Наконец процесс сборов успешно завершился, они взяли такси и доехали до Гоголевского бульвара. Оксана была чудо как хороша в новом шелковом платье, пестрой косыночке, с изысканной небрежностью повязанной вокруг шеи, и туфлях с маленькими золотистыми пряжками.

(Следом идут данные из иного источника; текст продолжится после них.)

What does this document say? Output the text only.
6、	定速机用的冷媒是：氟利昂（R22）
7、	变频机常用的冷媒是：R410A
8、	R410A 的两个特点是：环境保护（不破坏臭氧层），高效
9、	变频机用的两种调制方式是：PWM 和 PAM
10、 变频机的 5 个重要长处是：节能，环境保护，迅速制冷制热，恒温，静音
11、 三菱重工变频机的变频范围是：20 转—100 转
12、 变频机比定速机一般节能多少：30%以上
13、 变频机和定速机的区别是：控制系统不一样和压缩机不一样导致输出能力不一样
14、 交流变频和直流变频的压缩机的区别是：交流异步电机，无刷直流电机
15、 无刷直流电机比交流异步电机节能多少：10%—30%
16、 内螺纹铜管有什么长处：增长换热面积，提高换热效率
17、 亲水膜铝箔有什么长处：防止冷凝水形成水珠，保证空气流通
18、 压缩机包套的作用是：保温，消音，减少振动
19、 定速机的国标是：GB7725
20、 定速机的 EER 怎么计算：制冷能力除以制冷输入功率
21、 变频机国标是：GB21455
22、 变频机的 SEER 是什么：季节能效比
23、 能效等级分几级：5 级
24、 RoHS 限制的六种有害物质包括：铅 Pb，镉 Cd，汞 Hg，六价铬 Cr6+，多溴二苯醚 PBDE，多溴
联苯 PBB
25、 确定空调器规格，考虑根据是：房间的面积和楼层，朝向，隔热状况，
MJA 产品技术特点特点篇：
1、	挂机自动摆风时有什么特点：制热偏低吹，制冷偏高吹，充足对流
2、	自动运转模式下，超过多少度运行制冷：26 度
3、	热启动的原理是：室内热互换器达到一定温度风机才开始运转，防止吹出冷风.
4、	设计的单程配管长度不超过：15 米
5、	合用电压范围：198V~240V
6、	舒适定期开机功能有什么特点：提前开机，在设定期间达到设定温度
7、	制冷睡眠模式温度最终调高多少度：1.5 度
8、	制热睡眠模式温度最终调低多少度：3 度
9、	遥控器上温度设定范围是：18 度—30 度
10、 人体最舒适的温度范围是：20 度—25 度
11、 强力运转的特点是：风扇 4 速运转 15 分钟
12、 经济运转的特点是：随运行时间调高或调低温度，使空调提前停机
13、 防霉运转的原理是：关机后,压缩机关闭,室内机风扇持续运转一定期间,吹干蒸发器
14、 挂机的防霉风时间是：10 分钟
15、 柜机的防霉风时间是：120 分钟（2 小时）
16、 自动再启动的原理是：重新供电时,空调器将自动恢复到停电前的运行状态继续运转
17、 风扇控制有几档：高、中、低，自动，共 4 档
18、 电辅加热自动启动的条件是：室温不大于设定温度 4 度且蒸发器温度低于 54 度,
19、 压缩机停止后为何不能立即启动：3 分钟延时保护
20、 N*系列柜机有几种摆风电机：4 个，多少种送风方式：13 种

По поводу цвета этого платья у них уже несколько раз возникали споры. Когда Андрей говорил: «Надень это свое, сиреневое», она возражала: «Оно не сиреневое, а цвета фуксии. Неужели так трудно запомнить?» «Нетрудно», – покорно соглашался Андрей и в следующий раз из вредности называл его «платьем цвета фикуса». Оксана утверждала, что при этом он сопел, как рассерженный, насупившийся ежик. Она часто звала его ежиком и любила при этом проводить ладонью по коротко остриженным, немного колючим волосам. Сейчас она шла в платье «цвета фикуса» по холлу, и казалось, что не только люди, но и сами зеркала любуются ею.
Им достался столик рядом с наклонной белой решеточкой, увитой по-итальянски плющом.
– Здорово здесь, правда? – прошептала Оксанка, опасаясь со слишком откровенным любопытством разглядывать интерьер.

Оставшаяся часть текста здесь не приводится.